The study “shows these glaciers have been retreating at an accelerated rate since 2000 due to CO2 emissions, which are warming temperatures”, UNESCO said.
World Heritage glaciers, as defined by UNESCO, represent about 10 percent of the world’s glacier areas and include some of the world’s best-known ones, whose loss is highly visible as they are focal points for global tourism.
The report’s lead author, Tales Carvalho, said World Heritage glaciers lose on average some 58 billion tonnes of ice every year – equivalent to the annual volume of water used in France and Spain together – and contribute to almost 5 percent of global observed sea level rise.
Carvalho said the most important protective measure to prevent major glacier retreat worldwide would be drastically reducing carbon emissions.
UNESCO recommends that given the inevitable further shrinking of many of these glaciers in the near future, local authorities should make glaciers a focus of policy by improving monitoring and research and by implementing disaster risk-reduction measures.

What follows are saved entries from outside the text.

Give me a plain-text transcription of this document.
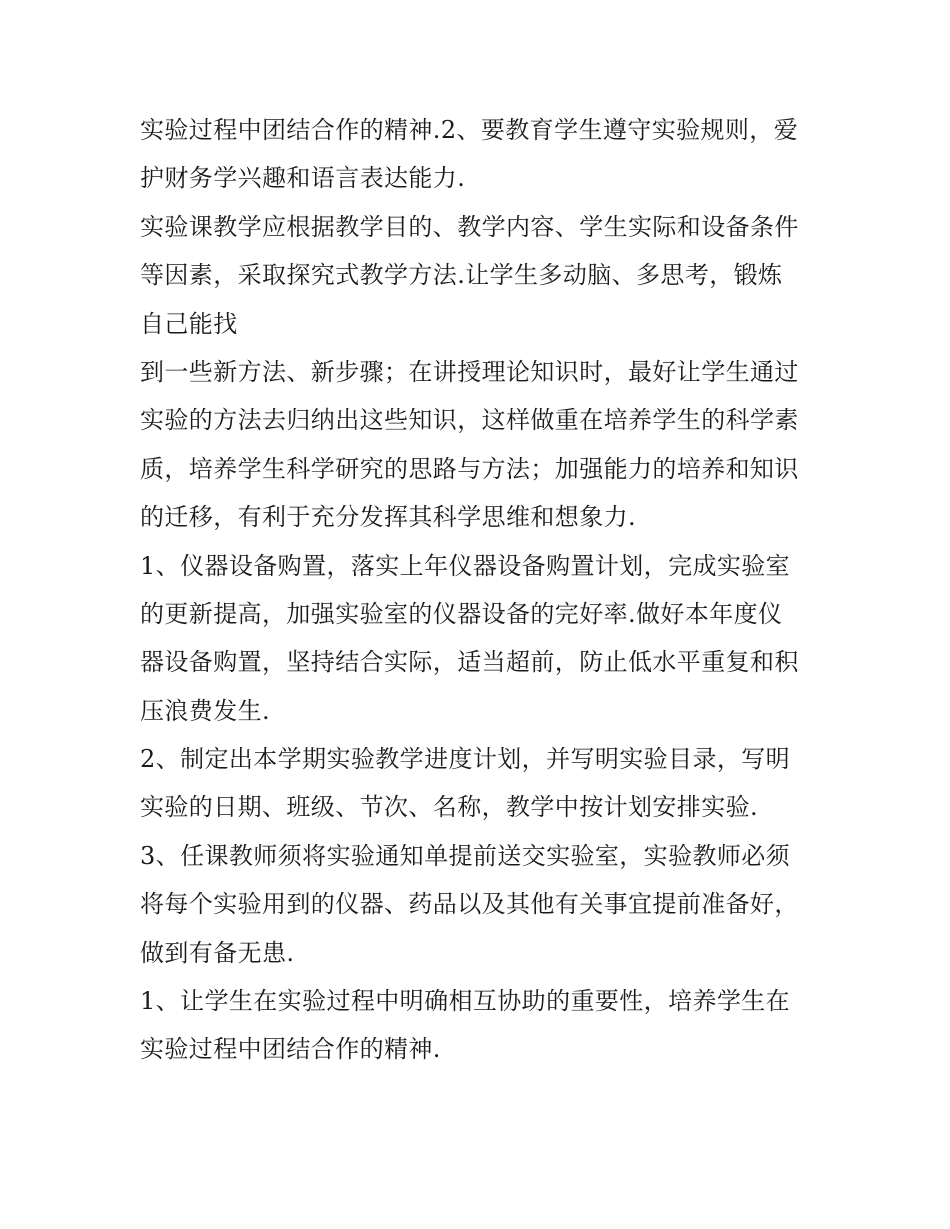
实验过程中团结合作的精神.2、要教育学生遵守实验规则，爱
护财务学兴趣和语言表达能力.
实验课教学应根据教学目的、教学内容、学生实际和设备条件
等因素，采取探究式教学方法.让学生多动脑、多思考，锻炼
自己能找
到一些新方法、新步骤；在讲授理论知识时，最好让学生通过
实验的方法去归纳出这些知识，这样做重在培养学生的科学素
质，培养学生科学研究的思路与方法；加强能力的培养和知识
的迁移，有利于充分发挥其科学思维和想象力.
1、仪器设备购置，落实上年仪器设备购置计划，完成实验室
的更新提高，加强实验室的仪器设备的完好率.做好本年度仪
器设备购置，坚持结合实际，适当超前，防止低水平重复和积
压浪费发生.
2、制定出本学期实验教学进度计划，并写明实验目录，写明
实验的日期、班级、节次、名称，教学中按计划安排实验.
3、任课教师须将实验通知单提前送交实验室，实验教师必须
将每个实验用到的仪器、药品以及其他有关事宜提前准备好，
做到有备无患.
1、让学生在实验过程中明确相互协助的重要性，培养学生在
实验过程中团结合作的精神.
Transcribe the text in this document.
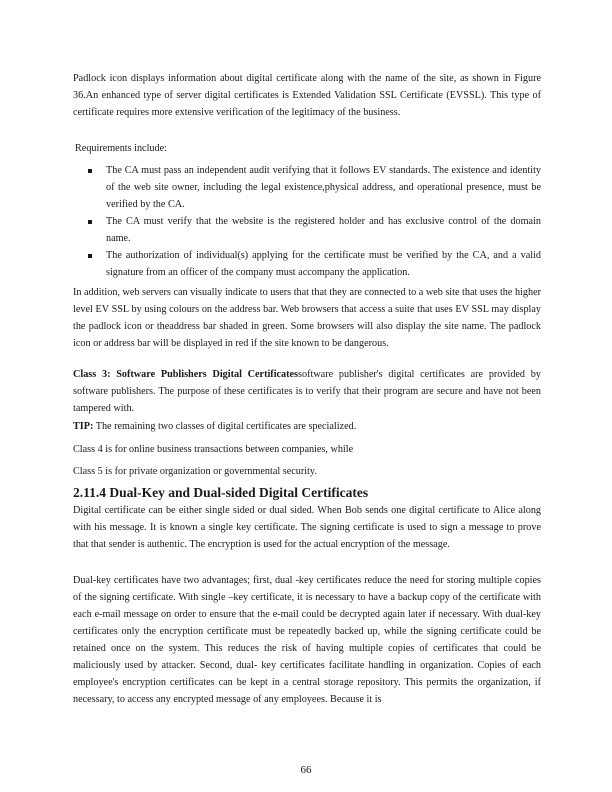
Padlock icon displays information about digital certificate along with the name of the site, as shown in Figure 36.An enhanced type of server digital certificates is Extended Validation SSL Certificate (EVSSL). This type of certificate requires more extensive verification of the legitimacy of the business.

Requirements include:

The CA must pass an independent audit verifying that it follows EV standards. The existence and identity of the web site owner, including the legal existence,physical address, and operational presence, must be verified by the CA.
The CA must verify that the website is the registered holder and has exclusive control of the domain name.
The authorization of individual(s) applying for the certificate must be verified by the CA, and a valid signature from an officer of the company must accompany the application.

In addition, web servers can visually indicate to users that that they are connected to a web site that uses the higher level EV SSL by using colours on the address bar. Web browsers that access a suite that uses EV SSL may display the padlock icon or theaddress bar shaded in green. Some browsers will also display the site name. The padlock icon or address bar will be displayed in red if the site known to be dangerous.

Class 3: Software Publishers Digital Certificatessoftware publisher's digital certificates are provided by software publishers. The purpose of these certificates is to verify that their program are secure and have not been tampered with.

TIP: The remaining two classes of digital certificates are specialized.

Class 4 is for online business transactions between companies, while

Class 5 is for private organization or governmental security.

2.11.4 Dual-Key and Dual-sided Digital Certificates

Digital certificate can be either single sided or dual sided. When Bob sends one digital certificate to Alice along with his message. It is known a single key certificate. The signing certificate is used to sign a message to prove that that sender is authentic. The encryption is used for the actual encryption of the message.

Dual-key certificates have two advantages; first, dual -key certificates reduce the need for storing multiple copies of the signing certificate. With single –key certificate, it is necessary to have a backup copy of the certificate with each e-mail message on order to ensure that the e-mail could be decrypted again later if necessary. With dual-key certificates only the encryption certificate must be repeatedly backed up, while the signing certificate could be retained once on the system. This reduces the risk of having multiple copies of certificates that could be maliciously used by attacker. Second, dual- key certificates facilitate handling in organization. Copies of each employee's encryption certificates can be kept in a central storage repository. This permits the organization, if necessary, to access any encrypted message of any employees. Because it is

66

“As glacier lakes fill up, they can burst and can cause catastrophic floods downstream,” Carvalho noted.
Countries have pledged to keep global warming to 1.5C above pre-industrial levels – a goal the world is set to miss on current emission trends.
“This report is a call to action,” said UNESCO head Audrey Azoulay in advance of the COP27 climate summit in Egypt starting on Monday.
“Only a rapid reduction in our CO2 emissions levels can save glaciers and the exceptional biodiversity that depends on them. COP27 will have a crucial role to help find solutions to this issue.”